Review Summary: Slurp
Since releasing her first viral music video at only 15, Elizabeth Harris (better known by her stage-name, cupcakKe) has always been raunchy, rude, and downright nasty in her lyrical output. From her debut mixtape
Cum Cake to last year’s
Queen Elizabitch, Harris proves that she doesn’t shy away from the sexually obscene (she calls her Twitter followers “slurpers,” for godsakes).
Ephorize, cupcakKe’s third studio album (and second within a year’s span) is no different. The album is swollen with dirty one-liners and and puns that would make even Lil Kim blush. It’s her favoring of these puns and one-liners that keeps the album fun and exciting to listen to, but the generic instrumentals and repetitious themes throughout the 15-song album that keep it from standing out among the crowd.
From the beginning of “Two Minutes”, the album’s opener, it’s clear that Harris has the chops to spit among those currently saturating the charts. Although she doesn’t switch up her flow too drastically from song to song, her aggression in delivery is what sticks to the listener. There’s a raw energy that pushes both Harris and the listener through songs like “Cartoons” and “Duck Duck Goose”, while even on the less aggressive songs, like “Self-Interview” and “Total”, the listener still feels out of breath trying to keep up with Harris’s delivery.
The beats, produced by the somewhat unknown Def Starz and Turreekk, are more or less forgettable, providing nothing more than a canvas for Harris to rap over. Many feel borrowed and reworked, especially “Naval”, which reminds the listener of Future’s “Mask Off”, with little more than a subtle flute playing over a soft drum machine. Save the album’s closer, “Fullest” (which is more of a jarring switch than an outstanding beat), there’s nothing that distracts--or even attempts to distract--from cupcakKe herself, which isn’t a bad thing.
Thematically, the album tends to repeat itself over it’s 46-minute runtime. “Two Minutes”, “Self-Interview”, and “Total” all focus on the “real life ***”, but tend to stray from the focus introduced in the song’s outset as Harris’s need to find exact rhymes and hit one-liners get in the way of what could make these songs truly genuine. On “Crayons”, cupcakKe’s “Same Love”-esque, pro-LGBTQ+ anthem, she alienates those she’s attempting to defend (referring to those in the community as “the gays” and “transgenders”) so she doesn’t break her flow. On other tracks like “Duck Duck Goose” and “Spoiled Milk Titties”, there is no genuinity to break from. Lines like “My cakes got fatter by usin’ cum as the batter” and the entire refrain in “SMT” force the listener to pay closer attention to the lyrics and how masterfully Harris can whip out a pun, no matter how obscure (“Bitch, yo money little, so we call you Stuart” and “This tongue kiss so harmless, let me lick your armpits” stand out among the lines that made my actually laugh out loud.) Although the “raunchy female rapper” isn’t a vacancy needing to be filled in the hip-hop world, cupcakKe stands out in her absolute fearlessness to talk about whatever the *** she wants. It’s not necessarily an important voice in the rap community, but it’s a more than welcome addition.
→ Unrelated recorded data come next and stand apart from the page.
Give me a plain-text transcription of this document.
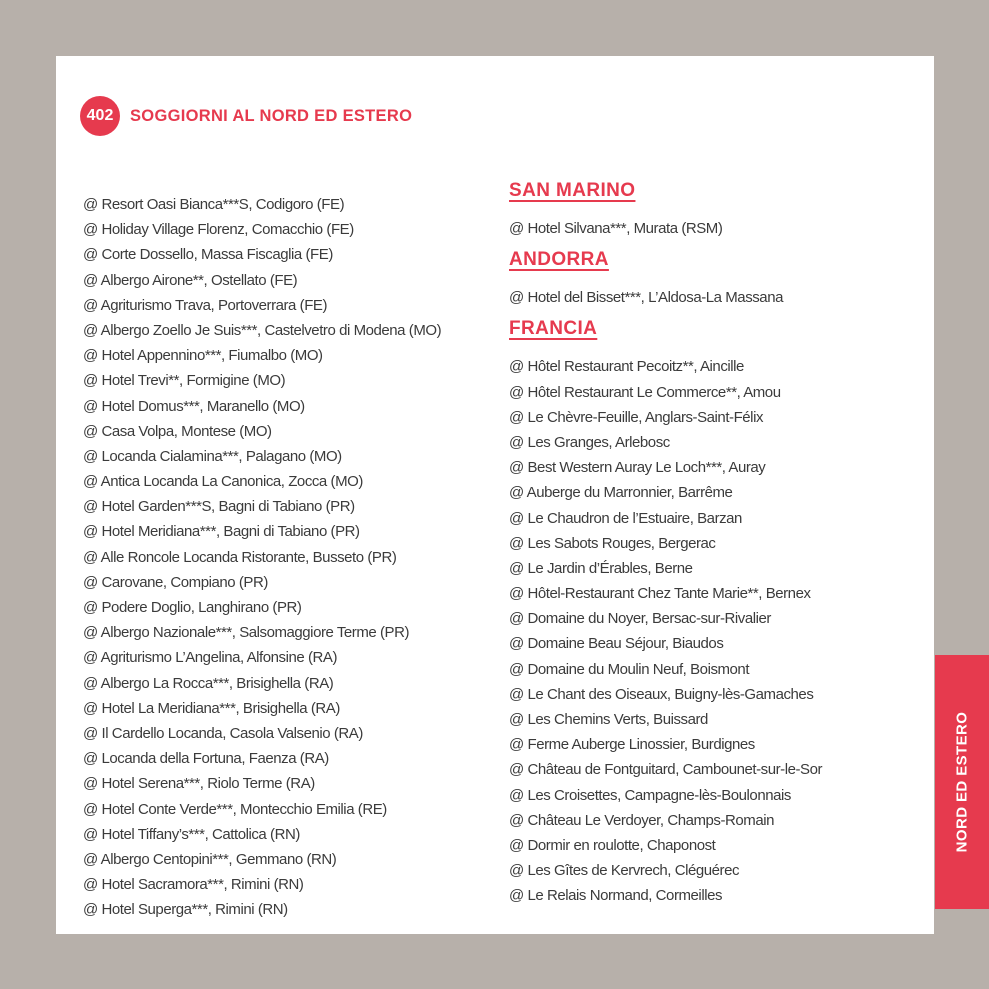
402	SOGGIORNI AL NORD ED ESTERO
@ Resort Oasi Bianca***S, Codigoro (FE)
@ Holiday Village Florenz, Comacchio (FE)
@ Corte Dossello, Massa Fiscaglia (FE)
@ Albergo Airone**, Ostellato (FE)
@ Agriturismo Trava, Portoverrara (FE)
@ Albergo Zoello Je Suis***, Castelvetro di Modena (MO)
@ Hotel Appennino***, Fiumalbo (MO)
@ Hotel Trevi**, Formigine (MO)
@ Hotel Domus***, Maranello (MO)
@ Casa Volpa, Montese (MO)
@ Locanda Cialamina***, Palagano (MO)
@ Antica Locanda La Canonica, Zocca (MO)
@ Hotel Garden***S, Bagni di Tabiano (PR)
@ Hotel Meridiana***, Bagni di Tabiano (PR)
@ Alle Roncole Locanda Ristorante, Busseto (PR)
@ Carovane, Compiano (PR)
@ Podere Doglio, Langhirano (PR)
@ Albergo Nazionale***, Salsomaggiore Terme (PR)
@ Agriturismo L’Angelina, Alfonsine (RA)
@ Albergo La Rocca***, Brisighella (RA)
@ Hotel La Meridiana***, Brisighella (RA)
@ Il Cardello Locanda, Casola Valsenio (RA)
@ Locanda della Fortuna, Faenza (RA)
@ Hotel Serena***, Riolo Terme (RA)
@ Hotel Conte Verde***, Montecchio Emilia (RE)
@ Hotel Tiffany’s***, Cattolica (RN)
@ Albergo Centopini***, Gemmano (RN)
@ Hotel Sacramora***, Rimini (RN)
@ Hotel Superga***, Rimini (RN)
SAN MARINO
@ Hotel Silvana***, Murata (RSM)
ANDORRA
@ Hotel del Bisset***, L’Aldosa-La Massana
FRANCIA
@ Hôtel Restaurant Pecoitz**, Aincille
@ Hôtel Restaurant Le Commerce**, Amou
@ Le Chèvre-Feuille, Anglars-Saint-Félix
@ Les Granges, Arlebosc
@ Best Western Auray Le Loch***, Auray
@ Auberge du Marronnier, Barrême
@ Le Chaudron de l’Estuaire, Barzan
@ Les Sabots Rouges, Bergerac
@ Le Jardin d’Érables, Berne
@ Hôtel-Restaurant Chez Tante Marie**, Bernex
@ Domaine du Noyer, Bersac-sur-Rivalier
@ Domaine Beau Séjour, Biaudos
@ Domaine du Moulin Neuf, Boismont
@ Le Chant des Oiseaux, Buigny-lès-Gamaches
@ Les Chemins Verts, Buissard
@ Ferme Auberge Linossier, Burdignes
@ Château de Fontguitard, Cambounet-sur-le-Sor
@ Les Croisettes, Campagne-lès-Boulonnais
@ Château Le Verdoyer, Champs-Romain
@ Dormir en roulotte, Chaponost
@ Les Gîtes de Kervrech, Cléguérec
@ Le Relais Normand, Cormeilles
NORD ED ESTERO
Ephorize is cupcakKe holding true to her most provocative self; a wild, lascivious sprint of an album that shows cupcakKe--almost six years after her rise to fame--finally shouting loud enough to be heard. She doesn’t give a *** if you find her music offensive. She doesn’t give a *** if you think that her songs are too silly or crude. Elizabeth Harris, truly, just doesn’t give a ***.